When there’s media being produced like the D.U.F.F., spreading the idea that there is some category for people who are just uglier than the rest who need to work a little harder to achieve the love of the “conventionally attractive.” People have the capacity to learn and love people dissimilar to themselves but I, along with many others, have a hard time opening myself up to that. Impressionable little baby tweens take something like the D.U.F.F., meant to be satirical, to heart. Someone ought to have slapped me on the wrist and stunted that movie from implanting and spreading through my mind. It’s grown roots now and flourished like fungi, spreading around my underground brainforest, traceable and unwieldy, powerful and gilled like a mushroom. These little mushrooms pop up every time I see someone who looks like they’re coupled with somebody out of their league. Some examples in movies: Adam Sandler and Salma Hayek. Adam Sandler and Jennifer Anniston. Adam Sandler and Drew Barrymore. I could go on. Something innate within me wants to split up these gorgeous people from Adam Sandler. Adam Sandler is beautiful, what’s wrong with me?
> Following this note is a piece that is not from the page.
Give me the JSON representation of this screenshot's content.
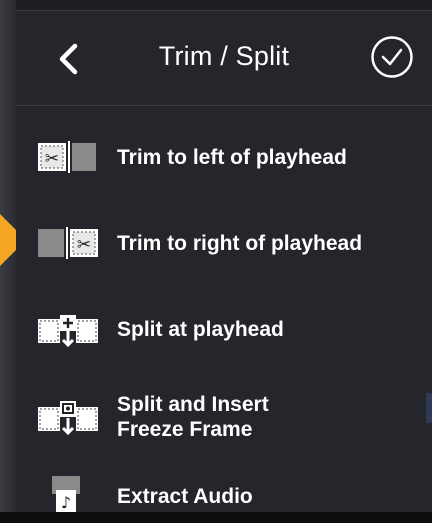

Somewhere there is a sweaty man in an office in LA trying desperately to convince everyone that beautiful people should be with beautiful people and ugly people should only dream of attaining that kind of glory. There was never a second date with that girl. We didn’t vibe that well. She laughed at everything and I didn’t think anything was funny. You gotta be funny if I’m gonna like you. You can have a face so symmetrical that Euclid gives up geometry and goes with his backup career, professional cuddler, but a shit sense of humor is a dealbreaker.

Attraction is so much more complex than symmetry. Attractiveness is someone placing their hand on my lower back. Attractiveness is utilizing all love languages. Attractiveness is offering me the booth seat rather than the chair at the restaurant. Thank you. I love sitting on the booth side. I like how it’s cushy and supports my back. I like how it’s across from my date.